Precision engineering KPIs

So we can surmise that if used with an intelligent and holistic view of the de-coupled universe that they must monitor, cloud KPIs can be used to discover and map relationships between virtual machines and their physical hosts. If we then correlate an application’s performance with the behaviour of a given cloud infrastructure, we can detect “contention problems” on the physical host pinpointing the exact virtual machine and application overused the physical host’s resources (eg CPU, disks).

This is the view of Ted Lester, a senior director of professional services at Precise Software, a company that has come from the traditional SLA and APM (application performance monitoring) market to now focus on the cloud space. Lester also points to clusters as being prevalent in cloud environments and therefore a direct target for KPI-level analysis.

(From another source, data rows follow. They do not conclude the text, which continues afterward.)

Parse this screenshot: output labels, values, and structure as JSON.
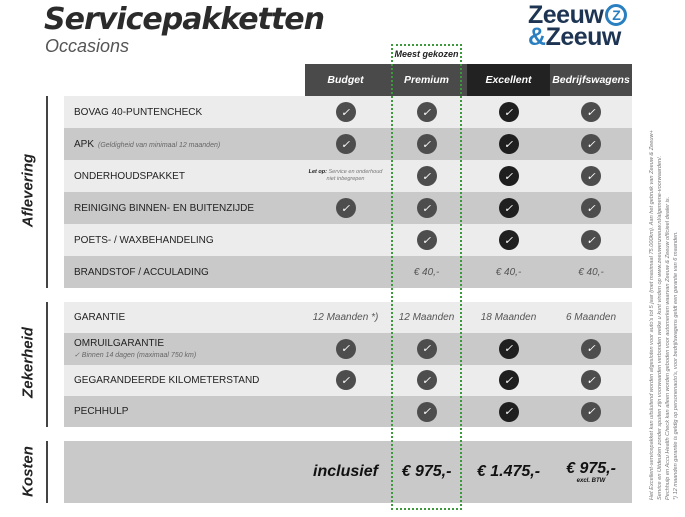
{
  "header": {
    "title": "Servicepakketten",
    "subtitle": "Occasions",
    "logo_line1": "Zeeuw",
    "logo_amp": "&",
    "logo_line2": "Zeeuw",
    "most_chosen": "Meest gekozen"
  },
  "columns": [
    "Budget",
    "Premium",
    "Excellent",
    "Bedrijfswagens"
  ],
  "colors": {
    "header_dark": "#4a4a4a",
    "header_darkest": "#222222",
    "row_light": "#ececec",
    "row_dark": "#c9c9c9",
    "highlight_border": "#3c9a3c",
    "logo_blue": "#2a7fc0",
    "logo_navy": "#1d3453"
  },
  "sections": {
    "aflevering": "Aflevering",
    "zekerheid": "Zekerheid",
    "kosten": "Kosten"
  },
  "aflevering": [
    {
      "label": "BOVAG 40-PUNTENCHECK",
      "cells": [
        "check",
        "check",
        "check",
        "check"
      ]
    },
    {
      "label": "APK",
      "note": "(Geldigheid van minimaal 12 maanden)",
      "cells": [
        "check",
        "check",
        "check",
        "check"
      ]
    },
    {
      "label": "ONDERHOUDSPAKKET",
      "budget_note_bold": "Let op:",
      "budget_note": "Service en onderhoud niet inbegrepen",
      "cells": [
        "note",
        "check",
        "check",
        "check"
      ]
    },
    {
      "label": "REINIGING BINNEN- EN BUITENZIJDE",
      "cells": [
        "check",
        "check",
        "check",
        "check"
      ]
    },
    {
      "label": "POETS- / WAXBEHANDELING",
      "cells": [
        "",
        "check",
        "check",
        "check"
      ]
    },
    {
      "label": "BRANDSTOF / ACCULADING",
      "cells": [
        "",
        "€ 40,-",
        "€ 40,-",
        "€ 40,-"
      ]
    }
  ],
  "zekerheid": [
    {
      "label": "GARANTIE",
      "cells": [
        "12 Maanden *)",
        "12 Maanden",
        "18 Maanden",
        "6 Maanden"
      ]
    },
    {
      "label": "OMRUILGARANTIE",
      "sub": "✓  Binnen 14 dagen (maximaal 750 km)",
      "cells": [
        "check",
        "check",
        "check",
        "check"
      ]
    },
    {
      "label": "GEGARANDEERDE KILOMETERSTAND",
      "cells": [
        "check",
        "check",
        "check",
        "check"
      ]
    },
    {
      "label": "PECHHULP",
      "cells": [
        "",
        "check",
        "check",
        "check"
      ]
    }
  ],
  "kosten": {
    "cells": [
      "inclusief",
      "€ 975,-",
      "€ 1.475,-",
      "€ 975,-"
    ],
    "excl": "excl. BTW"
  },
  "footnotes": [
    "Het Excellent-servicepakket kan uitsluitend worden afgesloten voor auto's tot 5 jaar (met maximaal 75.000km). Aan het gebruik van Zeeuw & Zeeuw+",
    "Service en Uitdeuken zonder spuiten zijn voorwaarden verbonden welke u kunt vinden op www.zeeuwenzeeuw.nl/algemene-voorwaarden/.",
    "Pechhulp en Accu Health Check kan alleen worden geboden voor automerken waarvan Zeeuw & Zeeuw officieel dealer is.",
    "*) 12 maanden garantie is geldig op personenauto's, voor bedrijfswagens geldt een garantie van 6 maanden."
  ]
}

"It is crucial to know whether the [cluster] performance behaviour is uniform among all clustered instances or unique only to some of them. Knowing the load balancing behaviour determines whether the problem is in the application’s design (the degradation is common to all instances), or whether it is specific to the resources given to a single instance (degradation is experienced only by one instance). We should then collect and analyse the load balancing patterns, to compare load and response times for all clustered instances,” said Lester.

So where do we stand? We need cloud-focused KPIs for analysis into application performance, for analysis of inter-application performance and indeed intra-application performance where composite federal data elements feed service-based software instances.

Given this multi-dimensional framework that we know we need to lock down and gain insight into, shouldn’t we have been talking about this in depth a little earlier? Our industry ranking for analysis and discussion into cloud KPI issues is, until now at least, way below the SLA that we should have been aspiring to.